When Kai finds her, she’s slashing Bob’s tires. He offers to buy her a cup of coffee and that’s when he lays out his plan and the plan he has for her. She’s to be the propaganda wing, using her position to promote his message. She brushes him off, because she doesn’t see what he can do yet. He’s talking about world domination, starting at the city council level, but there’s not even a vacancy on the council.
Her brush-off lasts only as long as it takes for Serena to be murdered by a trio of clowns. She’s holding a puppy at the time, as she’s doing a bit on an adoption push, and I’m pleased to report that the puppy is fine. That’s despite the nasty things Serena said about him. Yes, she insulted a puppy and was then killed.
The insane clown posse seems to comprise Kai, Harrison, and Meadow, the latter of which designed those unnerving clown masks and is praised effusively by Kai for her talent. See what he does there?

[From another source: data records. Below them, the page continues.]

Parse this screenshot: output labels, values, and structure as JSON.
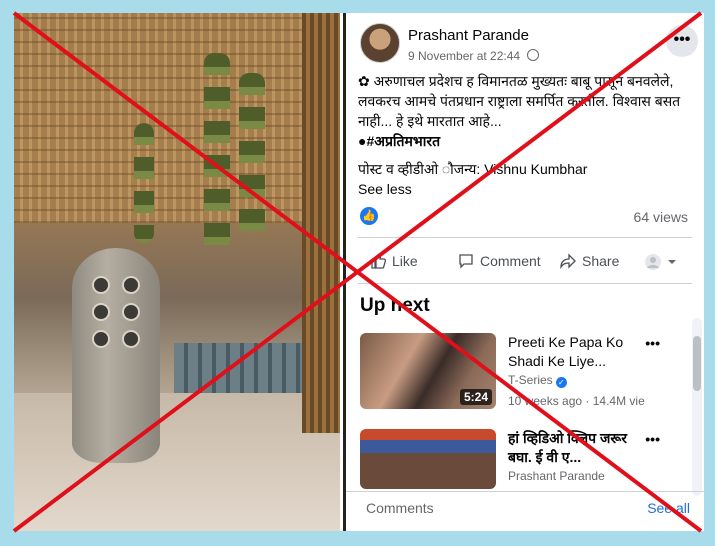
{
  "post": {
    "author": "Prashant Parande",
    "timestamp": "9 November at 22:44",
    "text_line1": "अरुणाचल प्रदेशच ह विमानतळ मुख्यतः बाबू पासून बनवलेले, लवकरच आमचे पंतप्रधान राष्ट्राला समर्पित करतील. विश्वास बसत नाही... हे इथे मारतात आहे...",
    "hashtag": "●#अप्रतिमभारत",
    "credit": "पोस्ट व व्हीडीओ ौजन्य: Vishnu Kumbhar",
    "see_less": "See less",
    "views": "64 views",
    "more_icon": "•••"
  },
  "actions": {
    "like": "Like",
    "comment": "Comment",
    "share": "Share"
  },
  "upnext": {
    "heading": "Up next",
    "items": [
      {
        "title": "Preeti Ke Papa Ko Shadi Ke Liye...",
        "channel": "T-Series",
        "info": "10 weeks ago · 14.4M vie",
        "duration": "5:24"
      },
      {
        "title": "हां व्हिडिओ क्लिप जरूर बघा. ई वी ए...",
        "channel": "Prashant Parande",
        "info": "",
        "duration": ""
      }
    ]
  },
  "footer": {
    "comments": "Comments",
    "see_all": "See all"
  },
  "colors": {
    "cross": "#e0101a",
    "frame_bg": "#a8dcea",
    "link": "#216fdb"
  }
}
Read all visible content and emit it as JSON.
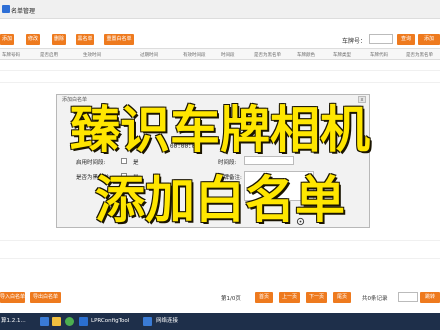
{
  "window": {
    "title": "名单管理"
  },
  "toolbar": {
    "buttons": [
      "添加",
      "修改",
      "删除",
      "黑名单",
      "重置白名单"
    ],
    "plate_label": "车牌号：",
    "query_label": "查询",
    "add_label": "添加"
  },
  "table": {
    "headers": [
      "车牌号码",
      "是否启用",
      "生效时间",
      "过期时间",
      "有效时间段",
      "时间段",
      "是否为黑名单",
      "车牌颜色",
      "车牌类型",
      "车牌代码",
      "是否为黑名单"
    ]
  },
  "dialog": {
    "title": "添加白名单",
    "close": "x",
    "time_text": "00:00:00",
    "time_text2": "-",
    "enable_time_label": "启用时间段:",
    "enable_time_value": "是",
    "time_period_label": "时间段:",
    "blacklist_label": "是否为黑名单:",
    "blacklist_value": "是",
    "remark_label": "车牌备注:"
  },
  "overlay": {
    "line1": "臻识车牌相机",
    "line2": "添加白名单"
  },
  "footer": {
    "import_label": "导入白名单",
    "export_label": "导出白名单",
    "page_info": "第1/0页",
    "first": "首页",
    "prev": "上一页",
    "next": "下一页",
    "last": "尾页",
    "record_info": "共0条记录",
    "goto": "跳转"
  },
  "taskbar": {
    "items": [
      "算1.2.1...",
      "LPRConfigTool",
      "网络连接"
    ]
  },
  "colors": {
    "accent": "#ee7a1e",
    "banner": "#ffe600",
    "taskbar": "#1e2f4a"
  }
}
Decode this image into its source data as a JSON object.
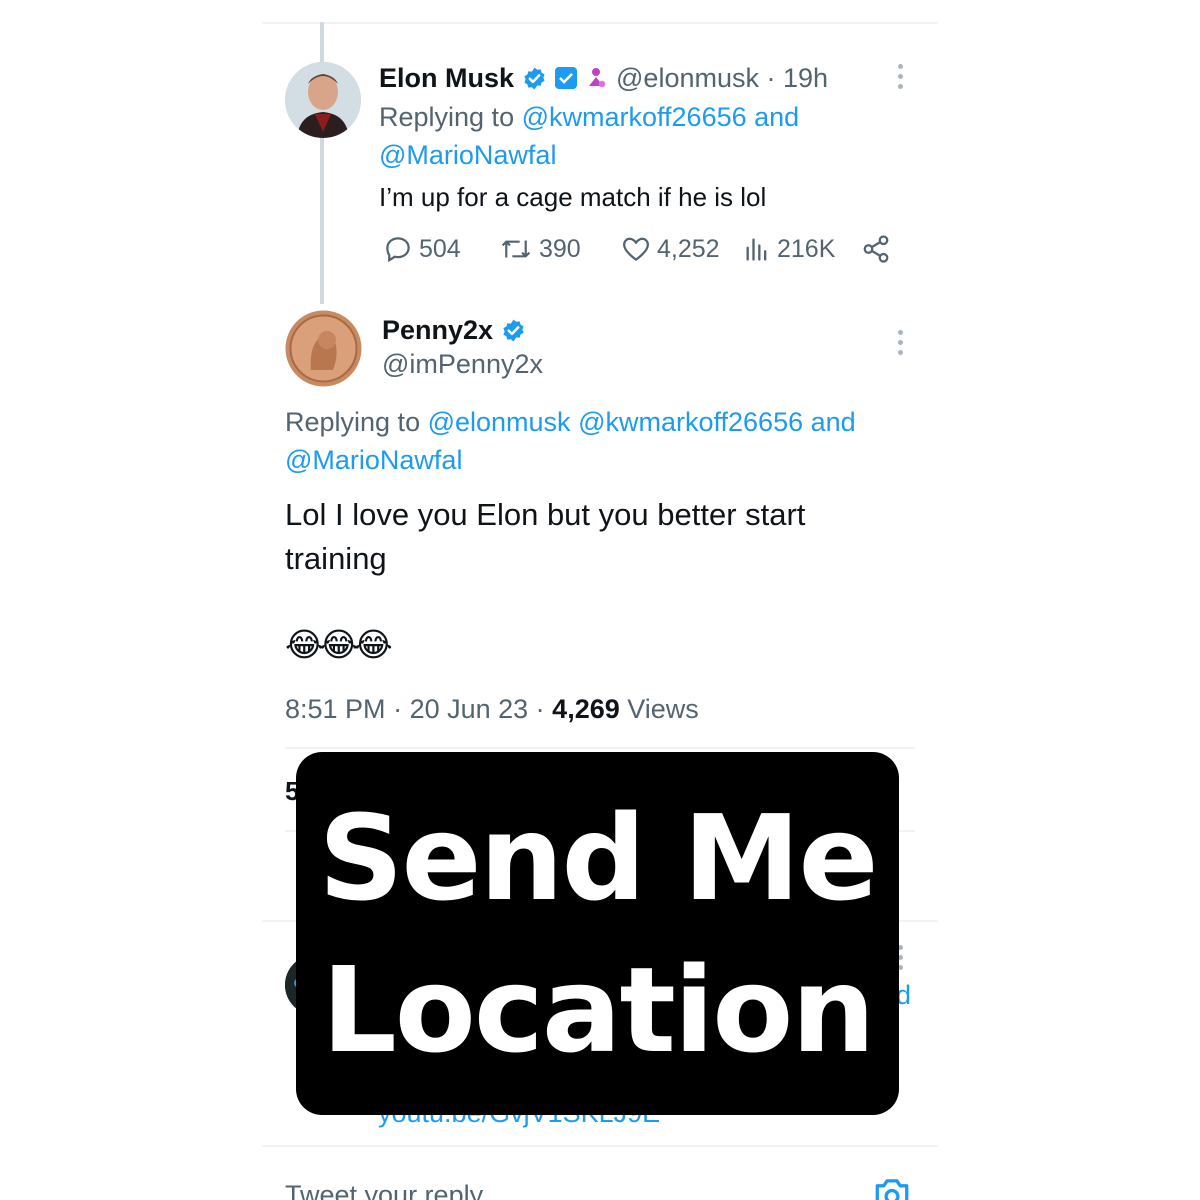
{
  "elon_tweet": {
    "name": "Elon Musk",
    "handle": "@elonmusk",
    "separator": " · ",
    "time": "19h",
    "replying_prefix": "Replying to ",
    "replying_user1": "@kwmarkoff26656",
    "replying_and": " and",
    "replying_user2": "@MarioNawfal",
    "text": "I’m up for a cage match if he is lol",
    "stats": {
      "replies": "504",
      "retweets": "390",
      "likes": "4,252",
      "views": "216K"
    }
  },
  "penny_tweet": {
    "name": "Penny2x",
    "handle": "@imPenny2x",
    "replying_prefix": "Replying to ",
    "replying_user1": "@elonmusk",
    "replying_user2": "@kwmarkoff26656",
    "replying_and": " and",
    "replying_user3": "@MarioNawfal",
    "text_line1": "Lol I love you Elon but you better start",
    "text_line2": "training",
    "emojis": "😂😂😂",
    "time": "8:51 PM",
    "dot1": " · ",
    "date": "20 Jun 23",
    "dot2": " · ",
    "views_count": "4,269",
    "views_label": " Views"
  },
  "partial": {
    "stat_digit": "5",
    "right_char": "d",
    "link": "youtu.be/GvjV1SKLJ9E"
  },
  "reply_bar": {
    "placeholder": "Tweet your reply"
  },
  "overlay": {
    "line1": "Send Me",
    "line2": "Location"
  },
  "colors": {
    "accent": "#1d9bf0",
    "text": "#0f1419",
    "muted": "#536471",
    "overlay_bg": "#000000"
  },
  "icons": [
    "verified-icon",
    "twitter-square-icon",
    "community-icon",
    "reply-icon",
    "retweet-icon",
    "like-icon",
    "views-icon",
    "share-icon",
    "more-icon",
    "camera-icon"
  ]
}
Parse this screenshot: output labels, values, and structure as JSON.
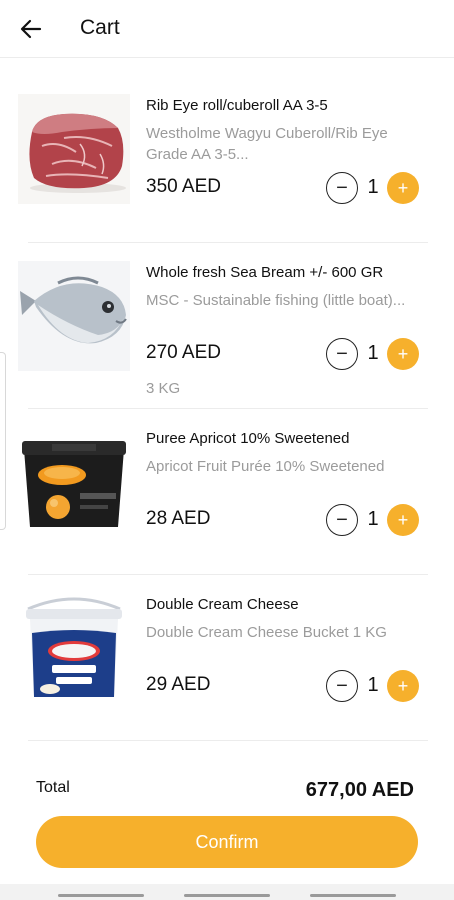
{
  "header": {
    "title": "Cart",
    "back_icon": "arrow-left-icon"
  },
  "items": [
    {
      "name": "Rib Eye roll/cuberoll AA 3-5",
      "description": "Westholme Wagyu Cuberoll/Rib Eye Grade AA 3-5...",
      "price": "350 AED",
      "quantity": "1",
      "weight": "",
      "image": "ribeye-image"
    },
    {
      "name": "Whole fresh Sea Bream +/- 600 GR",
      "description": "MSC - Sustainable fishing (little boat)...",
      "price": "270 AED",
      "quantity": "1",
      "weight": "3 KG",
      "image": "sea-bream-image"
    },
    {
      "name": "Puree Apricot 10% Sweetened",
      "description": "Apricot Fruit Purée 10% Sweetened",
      "price": "28 AED",
      "quantity": "1",
      "weight": "",
      "image": "apricot-puree-image"
    },
    {
      "name": "Double Cream Cheese",
      "description": "Double Cream Cheese Bucket 1 KG",
      "price": "29 AED",
      "quantity": "1",
      "weight": "",
      "image": "cream-cheese-image"
    }
  ],
  "controls": {
    "minus": "−",
    "plus": "+"
  },
  "summary": {
    "total_label": "Total",
    "total_value": "677,00 AED"
  },
  "confirm_label": "Confirm",
  "colors": {
    "accent": "#f6b02c",
    "muted": "#9b9b9b"
  }
}
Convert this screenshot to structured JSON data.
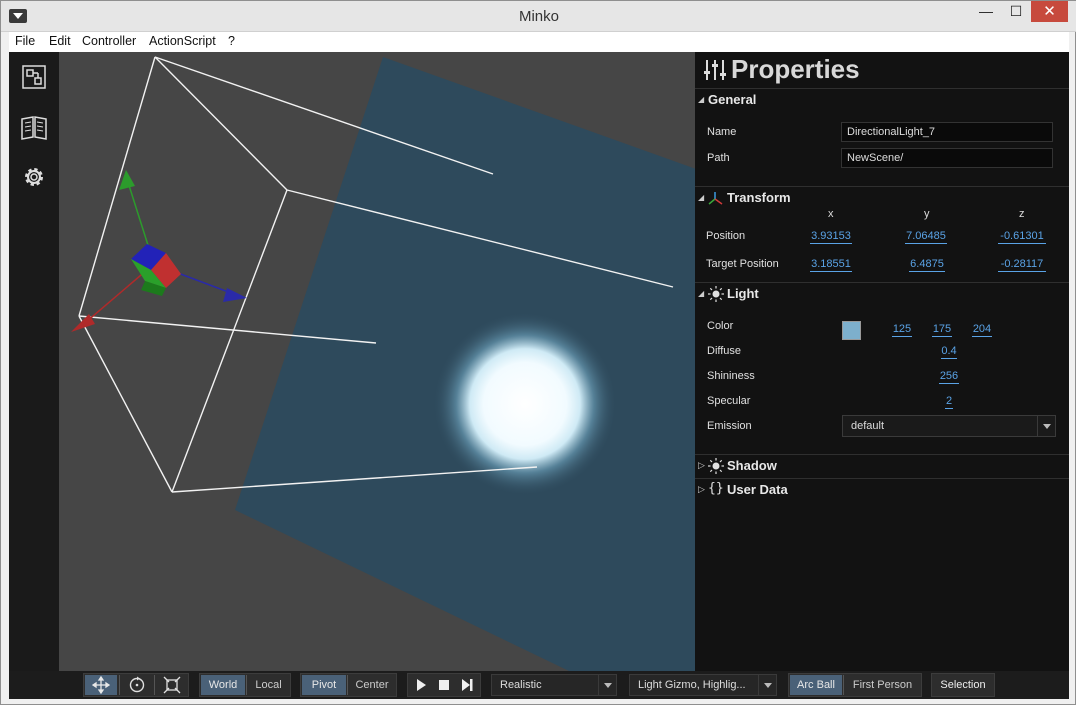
{
  "window": {
    "title": "Minko",
    "min_glyph": "—",
    "max_glyph": "☐",
    "close_glyph": "✕"
  },
  "menu": [
    "File",
    "Edit",
    "Controller",
    "ActionScript",
    "?"
  ],
  "sidebar": [
    "scene-tree-icon",
    "library-icon",
    "settings-icon"
  ],
  "properties": {
    "title": "Properties",
    "general": {
      "label": "General",
      "name_label": "Name",
      "name_value": "DirectionalLight_7",
      "path_label": "Path",
      "path_value": "NewScene/"
    },
    "transform": {
      "label": "Transform",
      "x": "x",
      "y": "y",
      "z": "z",
      "position_label": "Position",
      "position": [
        "3.93153",
        "7.06485",
        "-0.61301"
      ],
      "target_label": "Target Position",
      "target": [
        "3.18551",
        "6.4875",
        "-0.28117"
      ]
    },
    "light": {
      "label": "Light",
      "color_label": "Color",
      "color_hex": "#7dafcc",
      "color": [
        "125",
        "175",
        "204"
      ],
      "diffuse_label": "Diffuse",
      "diffuse": "0.4",
      "shininess_label": "Shininess",
      "shininess": "256",
      "specular_label": "Specular",
      "specular": "2",
      "emission_label": "Emission",
      "emission": "default"
    },
    "shadow": {
      "label": "Shadow"
    },
    "userdata": {
      "label": "User Data"
    }
  },
  "toolbar": {
    "world": "World",
    "local": "Local",
    "pivot": "Pivot",
    "center": "Center",
    "render_mode": "Realistic",
    "gizmo_mode": "Light Gizmo, Highlig...",
    "arcball": "Arc Ball",
    "first_person": "First Person",
    "selection": "Selection"
  }
}
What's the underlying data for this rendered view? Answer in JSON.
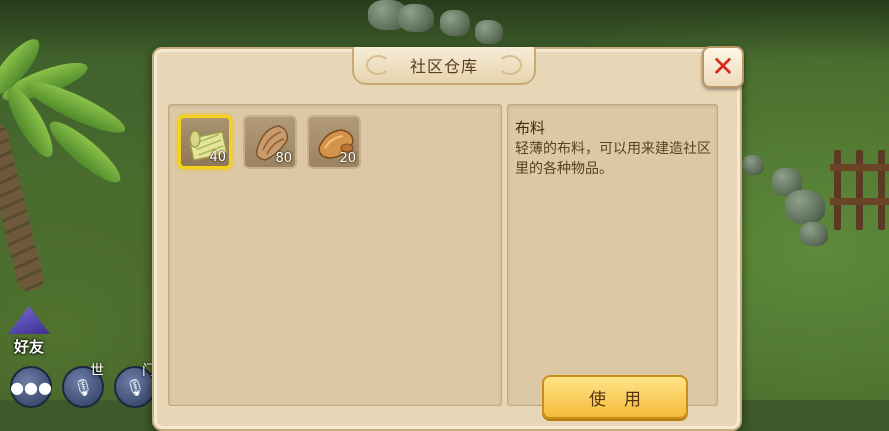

Anyway, that’s all it takes for her to turn up at Kai’s house, telling him, “I believe in you.” It’s telling, though, that when they embrace and she repeats her goal–“equal power”–Kai’s reassuring her does not seem sincere. He’s not interested in equal power; he’s interested in being the king of fear mountain. She can’t see his eyes, though, so she falls right into place, delivering a news bit about Harrison’s boss’s head being found in a homeless encampment. Should we be worried about the violent homeless?
Going back to the beginning, at a rally the night before the election, Ivy gets into a scuffle with Gary. He grabs her crotch, which gets Winter’s attention. I don’t recommend you grab anyone’s junk, but if you must–don’t–and definitely don’t do it while you’re driving a vehicle with your company’s logo on it. That’s how Winter and Ivy track him down. It may seem odd that Ivy was so easily talked into kidnapping Gary, but the basic plan isn’t that wild. They kidnap him, handcuff one wrist to a pipe, and leave him in a deserted home’s basement for a bit before they call the cops to come rescue him. Just scare him a little.
Of course, the reveal that Ivy knew Winter before hiring her as a babysitter puts a new spin on what happened between Winter and Ally. Unless Ivy knew about it all along, she’s now facing double betrayal. But I think it was all part of the plan and she knew. It gives her a reason to leave Ally alone and scared.
Winter helped Ivy feel empowered and Kai does the same for Gary. He whips into such a frenzy about the humiliation he’s felt because of his politics and his gender and his orientation and his race that it’s Gary who saws his own hand off just so he can make it to the polls. Because after all, the political is always personal.
9/10 – Hoo boy, this is the best episode of the season so far. Getting a closer look at how Kai is building his power and his base may demystify him, but it doesn’t make him any less disturbing. That’s because now we know that he holds no particular allegiance to Trump or any politician–he just wants to build fear.
Now for random details. It’s kinda weird that nearly all of the female characters have names that relate to the natural world–Ivy, Meadow, Winter. That includes Beverly, because I just learned the delightful fact that the name is from the Old English for “beaver clearing,” which makes the incidents that drove her to the brink very on-the-nose. Ally, which is short for Allyson, is the only exception. Are they making a meta comment there on people who call themselves allies?
In an unrelated note, Kai has a prescription bottle on his desk and I have an idea about who wrote that prescription.
Also, watching Dermot Mulroney fondle Emma Roberts after his long IRL friendship with her aunt Julia was UNCOMFORTABLE.